Последний вопрос может показаться тривиальной проблемой с простым решением. На карту поставлены жизни тысяч людей и средства к существованию, но в то же самое время у нас увеличился выбор, что посмотреть онлайн. В частности «Ваш досуг» всю неделю рассказывает, где и какие спектакли увидеть, концерты послушать, какие онлайн-кинотеатры и книжные магазины открыли бесплатные подписки, в какие музеи можно сходить, не выходя из дома. Однако, отчего-то, это изобилие не приносит облегчения и радости. Остро чувствуется досада от закрытия ресторанов, баров, ночных клубов, театров и музеев. Если задуматься, эта досада отражает глубокие страхи по поводу массового краха цивилизации. Верно и то, что приостановка всех форм культурной деятельности, которая включала совместное пребывание с другими людьми, является травматичной потерей и причиной глубокого горя.

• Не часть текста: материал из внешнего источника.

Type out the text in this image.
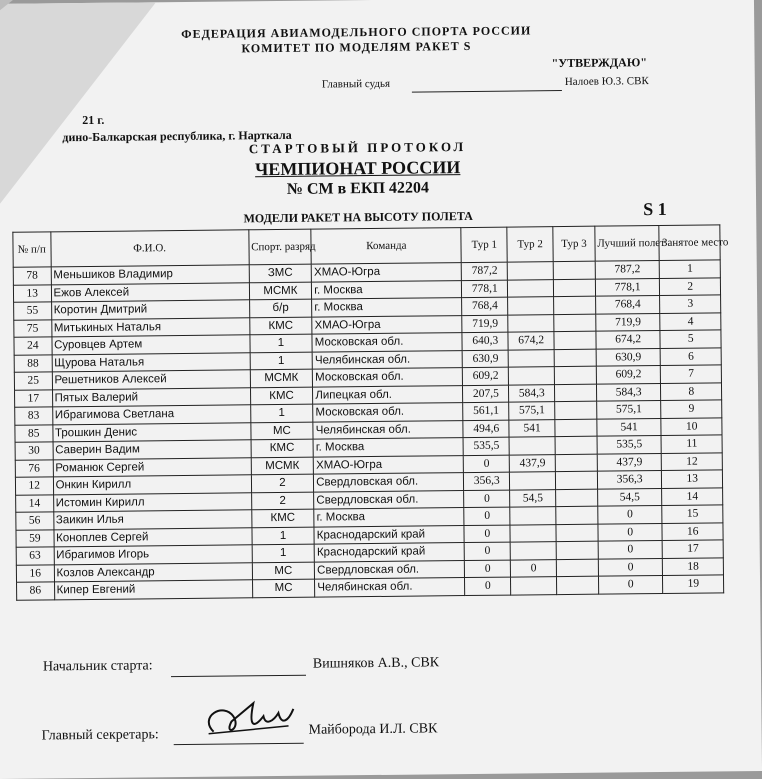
ФЕДЕРАЦИЯ АВИАМОДЕЛЬНОГО СПОРТА РОССИИ
КОМИТЕТ ПО МОДЕЛЯМ РАКЕТ S
"УТВЕРЖДАЮ"
Главный судья	Налоев Ю.З. СВК
21 г.
дино-Балкарская республика, г. Нарткала
СТАРТОВЫЙ ПРОТОКОЛ
ЧЕМПИОНАТ РОССИИ
№ СМ в ЕКП 42204
МОДЕЛИ РАКЕТ НА ВЫСОТУ ПОЛЕТА	S 1
№ п/п	Ф.И.О.	Спорт. разряд	Команда	Тур 1	Тур 2	Тур 3	Лучший полет	Занятое место
78	Меньшиков Владимир	ЗМС	ХМАО-Югра	787,2			787,2	1
13	Ежов Алексей	МСМК	г. Москва	778,1			778,1	2
55	Коротин Дмитрий	б/р	г. Москва	768,4			768,4	3
75	Митькиных Наталья	КМС	ХМАО-Югра	719,9			719,9	4
24	Суровцев Артем	1	Московская обл.	640,3	674,2		674,2	5
88	Щурова Наталья	1	Челябинская обл.	630,9			630,9	6
25	Решетников Алексей	МСМК	Московская обл.	609,2			609,2	7
17	Пятых Валерий	КМС	Липецкая обл.	207,5	584,3		584,3	8
83	Ибрагимова Светлана	1	Московская обл.	561,1	575,1		575,1	9
85	Трошкин Денис	МС	Челябинская обл.	494,6	541		541	10
30	Саверин Вадим	КМС	г. Москва	535,5			535,5	11
76	Романюк Сергей	МСМК	ХМАО-Югра	0	437,9		437,9	12
12	Онкин Кирилл	2	Свердловская обл.	356,3			356,3	13
14	Истомин Кирилл	2	Свердловская обл.	0	54,5		54,5	14
56	Заикин Илья	КМС	г. Москва	0			0	15
59	Коноплев Сергей	1	Краснодарский край	0			0	16
63	Ибрагимов Игорь	1	Краснодарский край	0			0	17
16	Козлов Александр	МС	Свердловская обл.	0	0		0	18
86	Кипер Евгений	МС	Челябинская обл.	0			0	19
Начальник старта:	Вишняков А.В., СВК
Главный секретарь:	Майборода И.Л. СВК
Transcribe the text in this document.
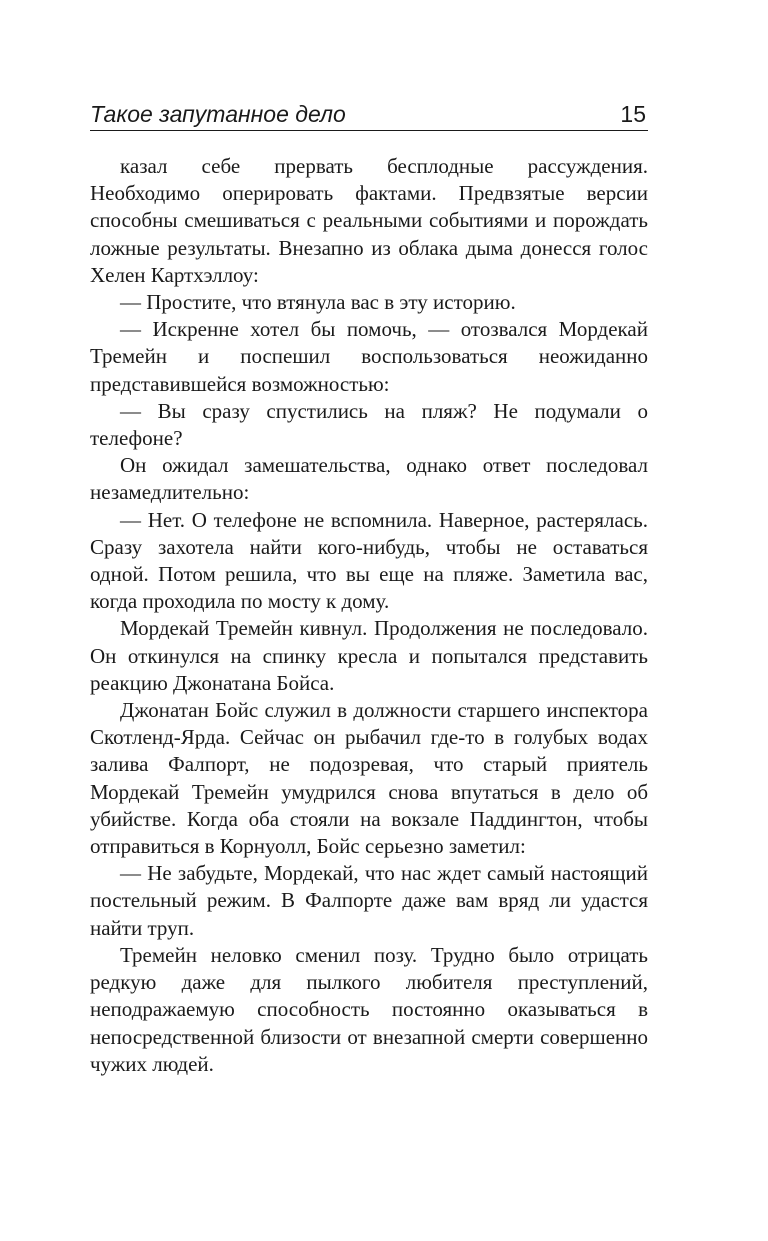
Такое запутанное дело	15

казал себе прервать бесплодные рассуждения. Необходимо оперировать фактами. Предвзятые версии способны смешиваться с реальными событиями и порождать ложные результаты. Внезапно из облака дыма донесся голос Хелен Картхэллоу:

— Простите, что втянула вас в эту историю.

— Искренне хотел бы помочь, — отозвался Мордекай Тремейн и поспешил воспользоваться неожиданно представившейся возможностью:

— Вы сразу спустились на пляж? Не подумали о телефоне?

Он ожидал замешательства, однако ответ последовал незамедлительно:

— Нет. О телефоне не вспомнила. Наверное, растерялась. Сразу захотела найти кого-нибудь, чтобы не оставаться одной. Потом решила, что вы еще на пляже. Заметила вас, когда проходила по мосту к дому.

Мордекай Тремейн кивнул. Продолжения не последовало. Он откинулся на спинку кресла и попытался представить реакцию Джонатана Бойса.

Джонатан Бойс служил в должности старшего инспектора Скотленд-Ярда. Сейчас он рыбачил где-то в голубых водах залива Фалпорт, не подозревая, что старый приятель Мордекай Тремейн умудрился снова впутаться в дело об убийстве. Когда оба стояли на вокзале Паддингтон, чтобы отправиться в Корнуолл, Бойс серьезно заметил:

— Не забудьте, Мордекай, что нас ждет самый настоящий постельный режим. В Фалпорте даже вам вряд ли удастся найти труп.

Тремейн неловко сменил позу. Трудно было отрицать редкую даже для пылкого любителя преступлений, неподражаемую способность постоянно оказываться в непосредственной близости от внезапной смерти совершенно чужих людей.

Мы утешаем себя временными заменителями. Поглощаем массу музыки и театра в трансляциях. Пересматриваем фильмы. Перебираем стопки книг, которые давно собирались, но так и не удосужились прочитать. Поддерживаем мемы и тэги в социальных сетях. Кто-то даже грозится написать своего «Короля Лира» (которого Шекспир писал, находясь в карантине)
Отчаянные способы развлечь себя также могут быть проявлениями горя —признаками того, что мы находимся на этапе торгов или переговоров, в то время, как на начало и середину марта пришлась стадия отрицания. Это первая и третья фазы известной модели Кюблер-Росс. Похоже, мы пропустили вторую, гнев, а, возможно, настолько привыкли злиться, что перестали это замечать.
Потеря, с которой мы столкнулись, реальна и глубока, даже если она кажется временной. Мы переживаем травму, которую пока, находясь в моменте, не можем полностью понять. Нам не только отказали в наших любимых источниках досуга. Мы также лишены смыслов и ресурсов, которые они предоставляли.
В последние дни редкие дискуссии о влиянии коронавируса на искусство были сосредоточены в первую очередь на экономике, на страшных последствиях для кассовых сборов и бизнес-моделей, а также на нашей роли в статусе работников и потребителей культуры. «Ваш досуг» первым подробно рассказал о критической ситуации с российскими культурными институциями, вызванной изоляцией. Рынок искусства закрылся, промышленность и производства столкнулись с опустошением.
В то же время, наши привычки культурного потребления связывают нас с атавистическим миром ритуалов — миром, который никогда нельзя было объяснить и описать только экономическими показателями. Поклонники музыки, которые обычно разъезжались в разные стороны от андеграундных фестивалей до Евровидения, как и киноманы, обычно штурмующие кинофестивали, — во всех этих действиях прослеживаются древние маршруты и ритуалы паломничества. Гастролирующие труппы несут в себе память о странствующих трубадурах и акробатах, переезжающих из города в город и выступающих на импровизированных сценах деревенской площади. Кинотеатры и театры вовсе похожи на молитвенный дом: некоторые общины настаивают на безмолвном созерцании, в то время как другие предпочитают экстатическую молитву с призывом и ответом.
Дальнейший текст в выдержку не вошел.